The Royal Hounds
A Whole Lot of Nothin’
The Kings of the Honky Tonks Deliver a Vast Array of Musical Riches.
“Fiery Honky Tonk With A Rock And Roll Edge Served With A Healthy Sense Of Humor” is how the Royal Hounds describe their music and that’s pretty accurate.
The guys in the Royal Hounds—Scott Hinds, Matheus Canteri, and Nathan Place—are all top-notch Nashville-based musicians who definitely know their way around their instruments every bit as well as they know their way around a Honky Tonk, and these tunes are steeped in seasoned, whiskey-soaked, honkytonkness.
The Hounds gleefully play with genres, fitting Bluegrass, Country, Rock, and fire-branded playing into their sound without any of them sounding forced.
These cats swing effortlessly, starting with the rocking and rolling Cheap Drunk and closes with the awesome Dead Guy Blues and inbetween you get a little bit of everything that you’d want to hear in a ‘good time’ bar on a Friday night..

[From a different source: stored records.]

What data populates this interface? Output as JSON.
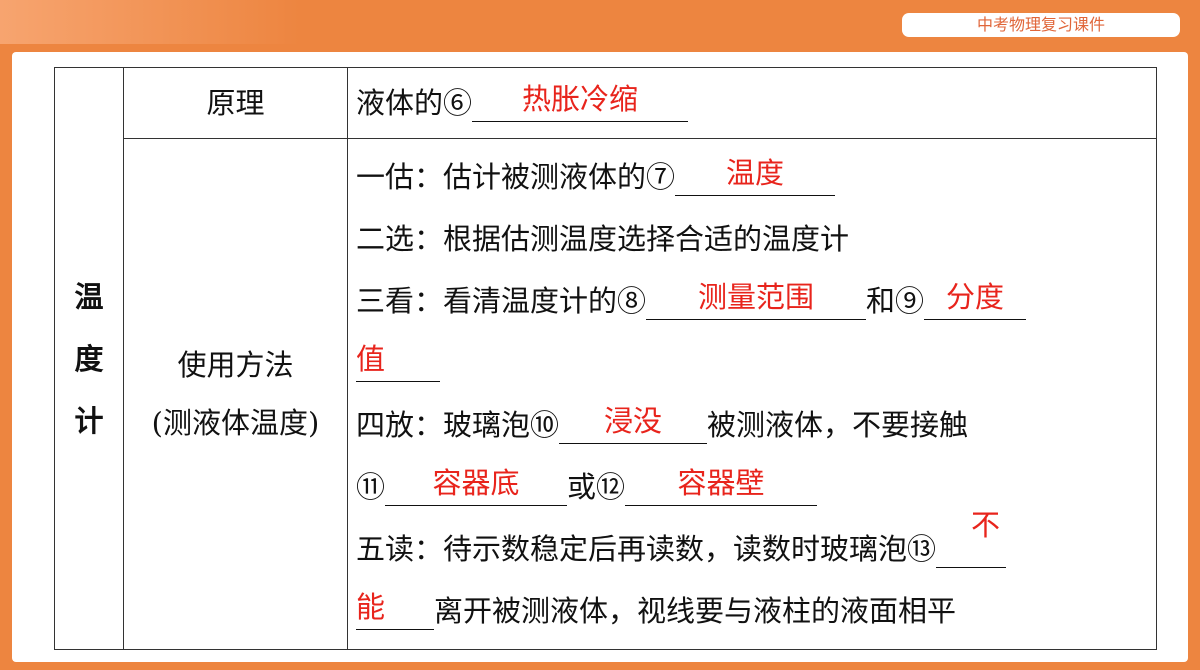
{
  "header": {
    "badge": "中考物理复习课件"
  },
  "table": {
    "category": [
      "温",
      "度",
      "计"
    ],
    "rows": [
      {
        "label": "原理",
        "text_pre": "液体的⑥",
        "answer": "热胀冷缩"
      },
      {
        "label_line1": "使用方法",
        "label_line2": "(测液体温度)",
        "steps": {
          "s1_pre": "一估：估计被测液体的⑦",
          "s1_ans": "温度",
          "s2": "二选：根据估测温度选择合适的温度计",
          "s3_pre": "三看：看清温度计的⑧",
          "s3_ans1": "测量范围",
          "s3_mid": "和⑨",
          "s3_ans2a": "分度",
          "s3_ans2b": "值",
          "s4_pre": "四放：玻璃泡⑩",
          "s4_ans": "浸没",
          "s4_post": "被测液体，不要接触",
          "s4b_pre": "⑪",
          "s4b_ans1": "容器底",
          "s4b_mid": "或⑫",
          "s4b_ans2": "容器壁",
          "s5_pre": "五读：待示数稳定后再读数，读数时玻璃泡⑬",
          "s5_ans_a": "不",
          "s5_ans_b": "能",
          "s5_post": "离开被测液体，视线要与液柱的液面相平"
        }
      }
    ]
  },
  "colors": {
    "background": "#ed8540",
    "answer": "#e8241c",
    "badge_text": "#e0663a"
  }
}
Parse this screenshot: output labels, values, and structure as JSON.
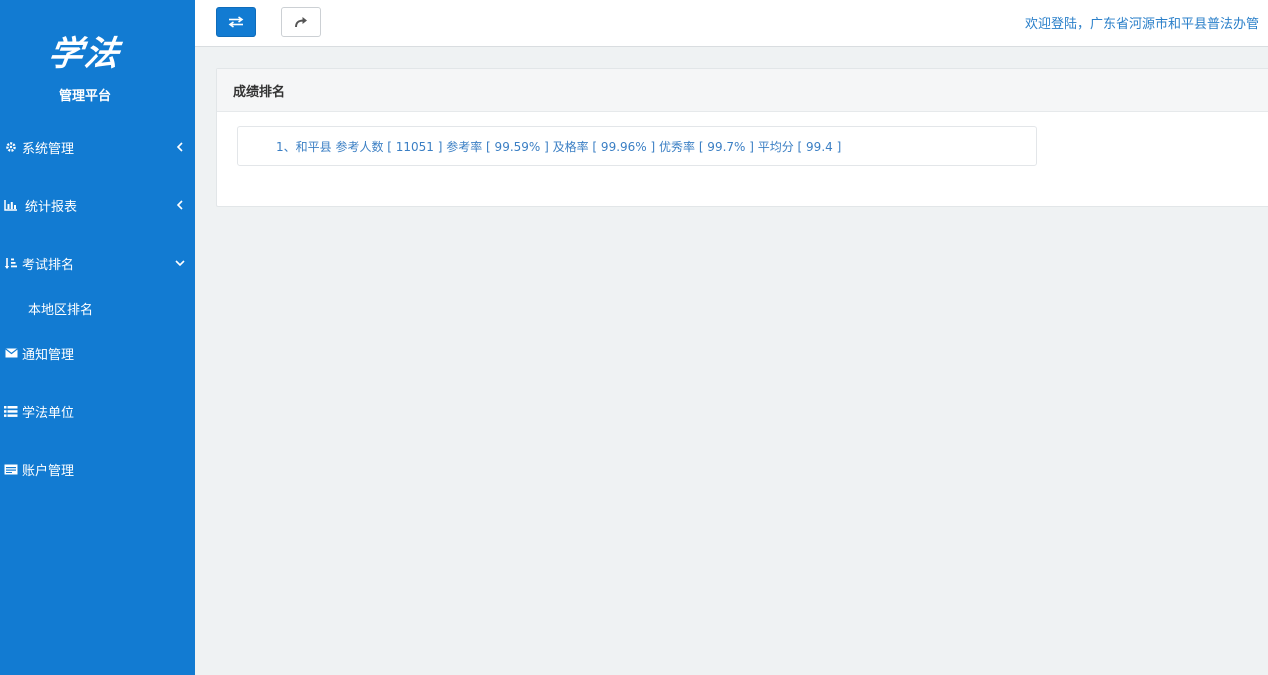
{
  "sidebar": {
    "logo_title": "学法",
    "logo_subtitle": "管理平台",
    "items": [
      {
        "label": "系统管理"
      },
      {
        "label": "统计报表"
      },
      {
        "label": "考试排名"
      },
      {
        "label": "通知管理"
      },
      {
        "label": "学法单位"
      },
      {
        "label": "账户管理"
      }
    ],
    "subitem_label": "本地区排名"
  },
  "topbar": {
    "welcome": "欢迎登陆，广东省河源市和平县普法办管"
  },
  "panel": {
    "title": "成绩排名",
    "rank_line": "1、和平县 参考人数 [ 11051 ] 参考率 [ 99.59% ] 及格率 [ 99.96% ] 优秀率 [ 99.7% ] 平均分 [ 99.4 ]"
  },
  "colors": {
    "sidebar_bg": "#127bd2",
    "accent": "#127bd2",
    "link": "#3b7fc4",
    "page_bg": "#eff2f3"
  },
  "icons": {
    "item0": "gear-icon",
    "item1": "bar-chart-icon",
    "item2": "sort-amount-icon",
    "item3": "envelope-icon",
    "item4": "list-icon",
    "item5": "id-card-icon"
  }
}
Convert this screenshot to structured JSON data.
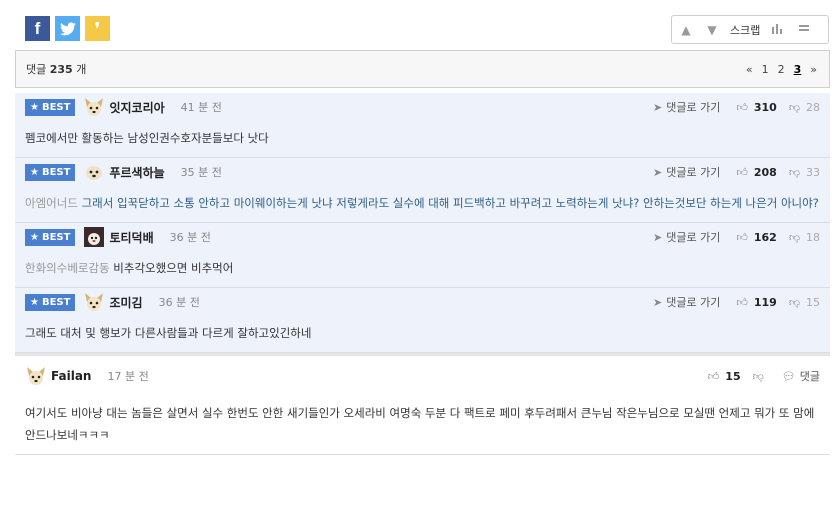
{
  "share": {
    "facebook": "f",
    "twitter": "t",
    "kakao": "❜"
  },
  "toolbar": {
    "scrap_label": "스크랩",
    "up": "▲",
    "down": "▼"
  },
  "comment_bar": {
    "label": "댓글",
    "count": "235",
    "unit": "개",
    "pages": [
      "«",
      "1",
      "2",
      "3",
      "»"
    ],
    "current_page": "3"
  },
  "comments": [
    {
      "best": true,
      "badge": "BEST",
      "nick": "잇지코리아",
      "time": "41 분 전",
      "reply": "댓글로 가기",
      "up": "310",
      "down": "28",
      "quote": "",
      "text": "펨코에서만 활동하는 남성인권수호자분들보다 낫다"
    },
    {
      "best": true,
      "badge": "BEST",
      "nick": "푸르색하늘",
      "time": "35 분 전",
      "reply": "댓글로 가기",
      "up": "208",
      "down": "33",
      "quote": "아엠어너드",
      "text": "그래서 입꾹닫하고 소통 안하고 마이웨이하는게 낫냐 저렇게라도 실수에 대해 피드백하고 바꾸려고 노력하는게 낫냐? 안하는것보단 하는게 나은거 아니야?"
    },
    {
      "best": true,
      "badge": "BEST",
      "nick": "토티덕배",
      "time": "36 분 전",
      "reply": "댓글로 가기",
      "up": "162",
      "down": "18",
      "quote": "한화의수베로감동",
      "text": "비추각오했으면 비추먹어"
    },
    {
      "best": true,
      "badge": "BEST",
      "nick": "조미김",
      "time": "36 분 전",
      "reply": "댓글로 가기",
      "up": "119",
      "down": "15",
      "quote": "",
      "text": "그래도 대처 및 행보가 다른사람들과 다르게 잘하고있긴하네"
    },
    {
      "best": false,
      "badge": "",
      "nick": "Failan",
      "time": "17 분 전",
      "reply": "댓글",
      "up": "15",
      "down": "",
      "quote": "",
      "text": "여기서도 비아냥 대는 놈들은 살면서 실수 한번도 안한 새기들인가 오세라비 여명숙 두분 다 팩트로 페미 후두려패서 큰누님 작은누님으로 모실땐 언제고 뭐가 또 맘에 안드나보네ㅋㅋㅋ"
    }
  ]
}
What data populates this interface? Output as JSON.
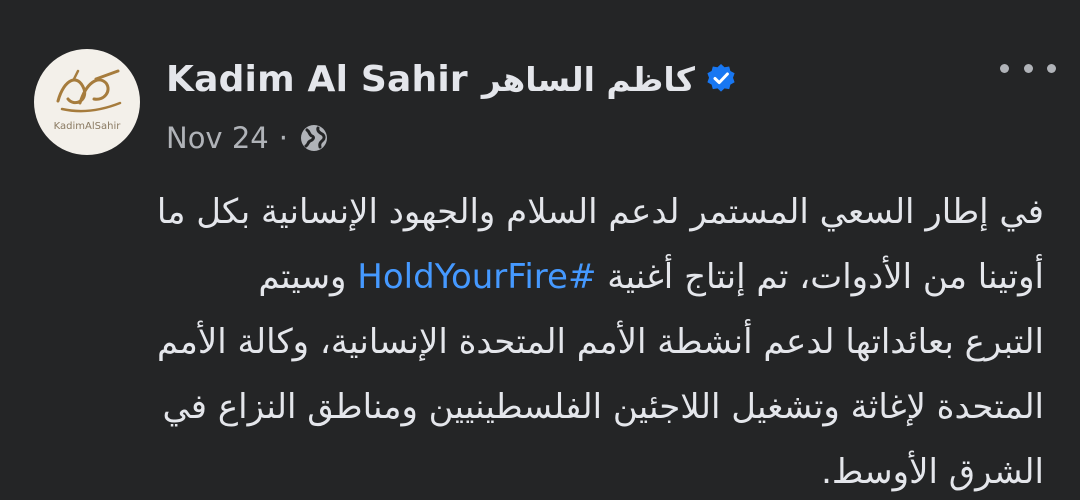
{
  "post": {
    "author": {
      "name_latin": "Kadim Al Sahir",
      "name_arabic": "كاظم الساهر",
      "avatar_caption": "KadimAlSahir",
      "verified": true
    },
    "date": "Nov 24",
    "separator": "·",
    "privacy_icon": "globe-icon",
    "more_icon": "more-options-icon",
    "text": {
      "line1": "في إطار السعي المستمر لدعم السلام والجهود الإنسانية بكل ما",
      "line2_before": "أوتينا من الأدوات، تم إنتاج أغنية",
      "hashtag": "#HoldYourFire",
      "line2_after": "وسيتم",
      "line3": "التبرع بعائداتها لدعم أنشطة الأمم المتحدة الإنسانية، وكالة الأمم",
      "line4": "المتحدة لإغاثة وتشغيل اللاجئين الفلسطينيين ومناطق النزاع في",
      "line5": "الشرق الأوسط."
    },
    "colors": {
      "background": "#242526",
      "primary_text": "#e4e6eb",
      "secondary_text": "#b0b3b8",
      "link": "#4599ff",
      "verified_badge": "#1877f2"
    }
  }
}
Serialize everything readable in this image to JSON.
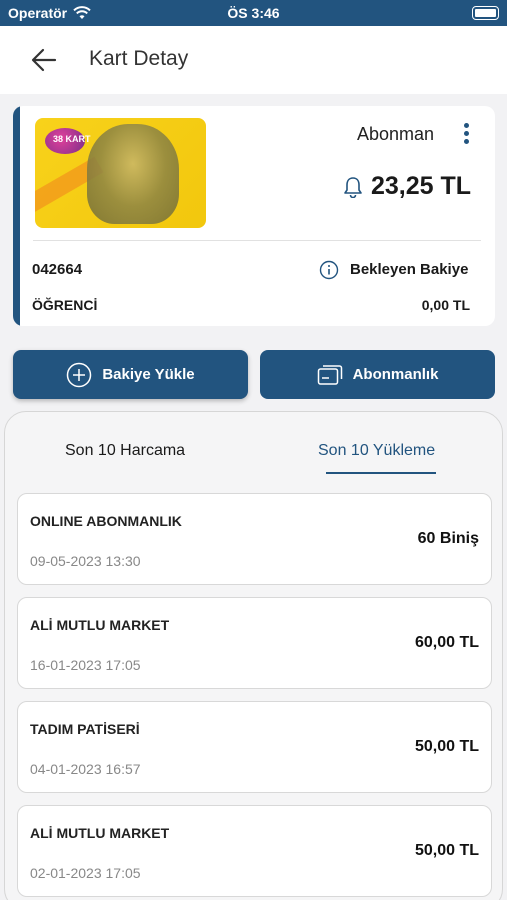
{
  "status_bar": {
    "carrier": "Operatör",
    "time": "ÖS 3:46"
  },
  "header": {
    "title": "Kart Detay"
  },
  "card": {
    "type": "Abonman",
    "balance": "23,25 TL",
    "number": "042664",
    "pending_label": "Bekleyen Bakiye",
    "category": "ÖĞRENCİ",
    "pending_value": "0,00 TL",
    "image_logo_text": "38 KART"
  },
  "actions": {
    "load_balance": "Bakiye Yükle",
    "subscription": "Abonmanlık"
  },
  "tabs": {
    "spending": "Son 10 Harcama",
    "loading": "Son 10 Yükleme",
    "active": "loading"
  },
  "transactions": [
    {
      "name": "ONLINE ABONMANLIK",
      "date": "09-05-2023 13:30",
      "amount": "60 Biniş"
    },
    {
      "name": "ALİ MUTLU MARKET",
      "date": "16-01-2023 17:05",
      "amount": "60,00 TL"
    },
    {
      "name": "TADIM PATİSERİ",
      "date": "04-01-2023 16:57",
      "amount": "50,00 TL"
    },
    {
      "name": "ALİ MUTLU MARKET",
      "date": "02-01-2023 17:05",
      "amount": "50,00 TL"
    }
  ],
  "colors": {
    "primary": "#22547f",
    "background": "#f2f2f4",
    "card_yellow": "#f8d21b"
  },
  "icons": {
    "back": "arrow-left-icon",
    "wifi": "wifi-icon",
    "battery": "battery-icon",
    "more": "more-vertical-icon",
    "bell": "bell-icon",
    "info": "info-icon",
    "plus": "plus-circle-icon",
    "card": "card-icon"
  }
}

The songs are mostly just vehicles for the Hounds to showcase their musicality, but they’re not just novelty songs either.
Some of the verses on “Bring Out the Barrel of Beer” and “I Hope You go to Hell” may be a bit crass, but it probably gets a big laugh in the bars, which is kind of the Royal Hounds specialty.
We get not one, but two, instrumental tunes: the pure country “Corn Fritter,” and the latin tinged “Door #3,” which the Hounds use to full advantage to stretch their musical muscles to the utmost.
“In the Rickety Pines” is the Hounds version of a murder ballad, “Pickin’ in the Graveyard” answers the question of where dead songwriters spend time in the afterlife, and the songwriting on “Krismastofferson” is nearly sublime.
Marrying a Honky Tonk legend and Christmas magic together into a new holiday tune, is no easy craft, especially as effortlessly as it all comes together.
This could be my new favorite holidaze tune.
Witty, it rocks, and some magical fiddle playing by Aaron Till, and don’t forget the obligatory sleigh bells on the intro.
If there’s a video for this tune, it’s bound to be a knee-slapper.
Rounding out these tunes are Rory Hoffman on organ and accordion and Eddie Lange on pedal steel, with clear, clean production by Hounds’ guitarist Matheus Canteri.
The Royal Hounds are more Honky Tonk than Danny and Dusty, funnier than the Georgia Satellites, and look aimed to take on the world, no holds barred.
The Royal Hounds shows are so good that they have, not one, but two weekly residencies on lower Broadway—You can catch them Sunday nights at Layla’s and Tuesdays at Robert’s Western World, the undisputed home of traditional country music in Nashville.